À l’époque vous jouiez de l’alto ?

Non, ma grand-mère Mama Rose m’avait offert un ténor Martin. Je suis allé prendre un cours avec Jimmy Heath, et il a joué tout le temps au lieu de m’apprendre, parce qu’il n’avait pas d’instrument à lui ! Ça m’a marqué. J’étais allé entendre Stan Getz et Jimmy Raney qui avaient un tube, Moonlight on Vermont. Étaient présents plusieurs centaines de noirs, je parle de la couleur parce que, quelques étages plus haut dans le même immeuble, le quartet de Jimmy Heath jouait génialement How High The Moon. C’est ce qui m’a décidé à prendre des cours avec lui. J’aimais l’écouter se chauffer, c’est rare d’entendre un musicien se chauffer, j’ai entendu Dexter, Trane et Jimmy, c’était très différent, très surprenant. Lorsque Jimmy eut fini, mon sax était passé du jaune à un orange éclatant ! J’ai beaucoup appris en regardant. La fois suivante, il n’était pas là, il avait été arrêté pour avoir fumé un joint à l’arrière d’une voiture, il est ressorti six ou sept ans plus tard. Philadelphie était très raciste à cette époque-là. Art Blakey avait été tabassé au New Jersey Town Pike, Sonny Stitt, Billie Holiday avaient fait de la prison en Pennsylvanie… Il n’y a que New York et San Francisco qui ne soient pas comme le reste des États-Unis. Les différences y sont mieux acceptées.

Lee Morgan ou Jimmy Heath étaient-ils concernés politiquement ?

Absolument. Déjà après la Guerre Civile, on trouvait les premiers hommes libres en Pennsylvanie. Les blancs qui venaient du Sud, de Géorgie, de Floride, étaient très réactionnaires. Comme à Chicago, ceux venus du Tennessee, du Kentucky, d’Alabama, du Mississipi. C’était particulièrement flagrant dans les classes laborieuses attirées par l’industrie à la fin de la Première Guerre Mondiale, et après la Seconde. Chicago et Philadelphie n’étaient pas des villes universitaires comme Los Angeles ou San Francisco. Il y avait des groupes très violents.

Philadelphie a par ailleurs vu naître un nombre incroyable de musiciens…

Comme Detroit ou Chicago. L’industrie et la technologie marchent main dans la main avec l’évolution d’une esthétique noire. En Afrique, un homme joue d’un seul tambour, en Amérique il en joue de cinq ! On ne fait que suivre le modèle Ford …

Quand la musique est-elle devenue pour vous une affaire sérieuse ?
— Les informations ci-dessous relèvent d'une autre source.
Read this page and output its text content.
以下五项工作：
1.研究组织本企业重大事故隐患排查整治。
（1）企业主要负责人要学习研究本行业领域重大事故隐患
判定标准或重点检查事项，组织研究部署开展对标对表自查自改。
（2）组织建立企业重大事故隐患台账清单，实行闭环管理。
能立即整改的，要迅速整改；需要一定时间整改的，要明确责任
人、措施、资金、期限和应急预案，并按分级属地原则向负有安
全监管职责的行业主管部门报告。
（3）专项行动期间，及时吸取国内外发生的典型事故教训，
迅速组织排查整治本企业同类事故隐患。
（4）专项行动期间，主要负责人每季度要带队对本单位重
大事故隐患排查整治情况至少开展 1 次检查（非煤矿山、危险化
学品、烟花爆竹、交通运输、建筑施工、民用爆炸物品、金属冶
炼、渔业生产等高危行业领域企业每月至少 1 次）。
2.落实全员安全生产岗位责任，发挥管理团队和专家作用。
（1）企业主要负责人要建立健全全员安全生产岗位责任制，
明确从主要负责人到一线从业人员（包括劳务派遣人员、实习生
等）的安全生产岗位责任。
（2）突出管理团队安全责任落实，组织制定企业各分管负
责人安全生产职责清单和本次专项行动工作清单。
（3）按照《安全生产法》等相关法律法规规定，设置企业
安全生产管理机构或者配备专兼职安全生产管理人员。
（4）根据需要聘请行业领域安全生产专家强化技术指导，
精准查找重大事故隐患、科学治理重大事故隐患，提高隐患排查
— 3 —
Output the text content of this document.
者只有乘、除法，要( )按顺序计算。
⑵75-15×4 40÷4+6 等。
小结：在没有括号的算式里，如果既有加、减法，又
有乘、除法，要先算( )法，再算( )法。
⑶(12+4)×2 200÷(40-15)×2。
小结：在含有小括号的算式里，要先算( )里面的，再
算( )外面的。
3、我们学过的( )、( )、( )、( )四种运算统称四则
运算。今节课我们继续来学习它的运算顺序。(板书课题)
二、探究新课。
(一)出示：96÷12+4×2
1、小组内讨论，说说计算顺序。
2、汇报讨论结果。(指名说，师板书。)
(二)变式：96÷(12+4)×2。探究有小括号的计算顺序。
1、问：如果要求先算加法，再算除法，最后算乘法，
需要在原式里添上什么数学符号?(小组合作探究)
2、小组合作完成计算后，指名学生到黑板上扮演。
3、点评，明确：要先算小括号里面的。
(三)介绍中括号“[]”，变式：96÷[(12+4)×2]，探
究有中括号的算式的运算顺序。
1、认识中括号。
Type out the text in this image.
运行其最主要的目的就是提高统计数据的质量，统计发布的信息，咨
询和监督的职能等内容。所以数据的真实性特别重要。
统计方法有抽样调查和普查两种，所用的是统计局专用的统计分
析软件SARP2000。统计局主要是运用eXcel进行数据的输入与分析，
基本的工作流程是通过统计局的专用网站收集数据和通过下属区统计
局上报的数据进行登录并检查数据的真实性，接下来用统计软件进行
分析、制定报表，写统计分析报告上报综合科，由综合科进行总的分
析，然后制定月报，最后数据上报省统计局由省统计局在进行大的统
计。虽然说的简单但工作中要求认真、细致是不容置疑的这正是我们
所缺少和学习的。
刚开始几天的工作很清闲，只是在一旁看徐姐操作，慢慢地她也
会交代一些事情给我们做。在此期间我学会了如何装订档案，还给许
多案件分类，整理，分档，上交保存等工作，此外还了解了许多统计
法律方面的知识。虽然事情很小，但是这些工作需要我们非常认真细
Le samedi après-midi, à la sortie de ses répétitions classiques, comme Lee Morgan se plongeait dans la littérature jazz, jouant du Parker et d’autres trucs, il avait besoin d’un pianiste. Je l’accompagnais pendant qu’il travaillait. J’ai ainsi appris à compter et à jouer devant des gens. Morgan fut un de mes mentors les plus importants.

Coltrane était-il déjà par là ?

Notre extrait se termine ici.